Many people are faced with the prospect of having a conservator appointed to attend to the personal affairs of a loved-one. There are both advantages and disadvantages of this legal process. There are also some alternatives to a conservatorship that may be more appealing. It is a good idea to discuss your options with an elder law attorney before making a decision on which course to take.
What is a conservator?
A conservator is a person appointed by a judge for the benefit of someone who has become incapacitated. Courts have broad discretion when determining who should be appointed as a conservator. Although they generally consider a spouse, adult child or other close family member to serve in this important capacity, the choice still belongs to the court. An independent professional, such as an attorney or accountant, may be appointed depending on the circumstances.
Once appointed, the conservator becomes responsible for managing the personal, financial and/or medical affairs of the “conservatee,” depending on the circumstances. Although a conservatorship can be ended in certain situations, termination requires court approval. Because seeking a conservatorship is a very important decision, it is important to understand both the advantages and disadvantages of taking this significant step.
Advantages of a Conservatorship in California
An advantage of court-appointed conservatorships is the required court supervision and control over the conservator. This supervision prevents the conservator from making any vitally important decisions without court permission. For instance, if a conservator must decide whether to withhold live-saving medical treatment, he or she must file a petition with the court to obtain written permission. This oversight provides greater protection for the conservatee, as well as peace of mind for the family.

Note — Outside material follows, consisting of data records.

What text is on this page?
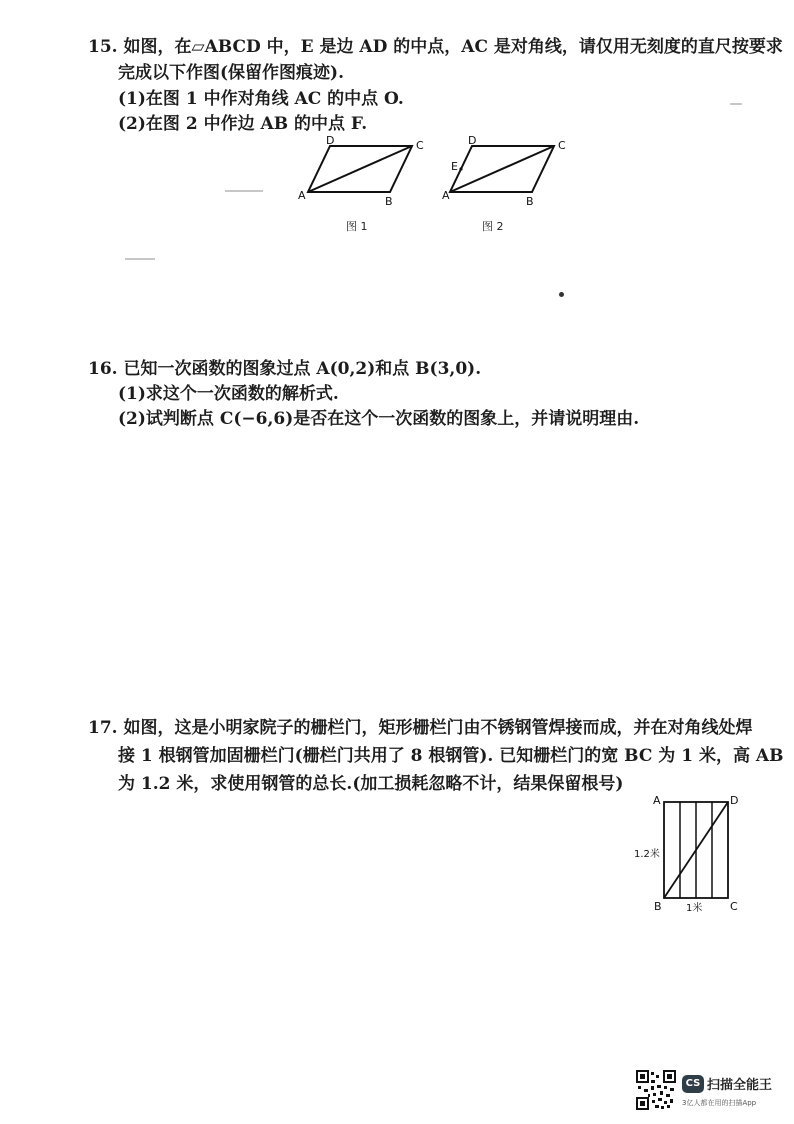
15. 如图，在▱ABCD 中，E 是边 AD 的中点，AC 是对角线，请仅用无刻度的直尺按要求
完成以下作图(保留作图痕迹).
(1)在图 1 中作对角线 AC 的中点 O.
(2)在图 2 中作边 AB 的中点 F.
A	B
C
D
图 1
A	B
C
D
E
图 2
16. 已知一次函数的图象过点 A(0,2)和点 B(3,0).
(1)求这个一次函数的解析式.
(2)试判断点 C(−6,6)是否在这个一次函数的图象上，并请说明理由.
17. 如图，这是小明家院子的栅栏门，矩形栅栏门由不锈钢管焊接而成，并在对角线处焊
接 1 根钢管加固栅栏门(栅栏门共用了 8 根钢管). 已知栅栏门的宽 BC 为 1 米，高 AB
为 1.2 米，求使用钢管的总长.(加工损耗忽略不计，结果保留根号)
A	D
B	C
1.2米
1米
CS 扫描全能王
3亿人都在用的扫描App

Another advantage of court oversight is protection against breaches of fiduciary duty or mismanagement of funds. In California, the conservator must file an inventory listing all the conservatee’s property with the court. The conservator must then continue to provide the court with accountings that reflect all transactions involving the conservatee’s assets.
Also, because a conservator is appointed by the court, the conservator will obtain a level of authority that is useful in dealing with third parties on behalf of the conservatee.
Disadvantages of a Conservatorship in California
One big disadvantage of the conservatorship process is the expense. Because the court remains involved in the process, even after the conservatorship has been established, the costs can be substantial. Another disadvantage is that the conservatorship proceedings are a matter of public record. This means the assets of the conservatee, as well as the nature of the incapacity, will become public record and could cause embarrassment.
Probably the most significant disadvantage is that the appointment of a conservator essentially strips the conservatee of any ability to make their own decisions about most of their affairs. For most people, this can be very humiliating. There are some less restrictive alternatives to consider, however. These include advance healthcare directives, durable powers of attorney for finances and/or healthcare, and revocable living trusts. With some advance planning, the appointment of a conservator may not be necessary.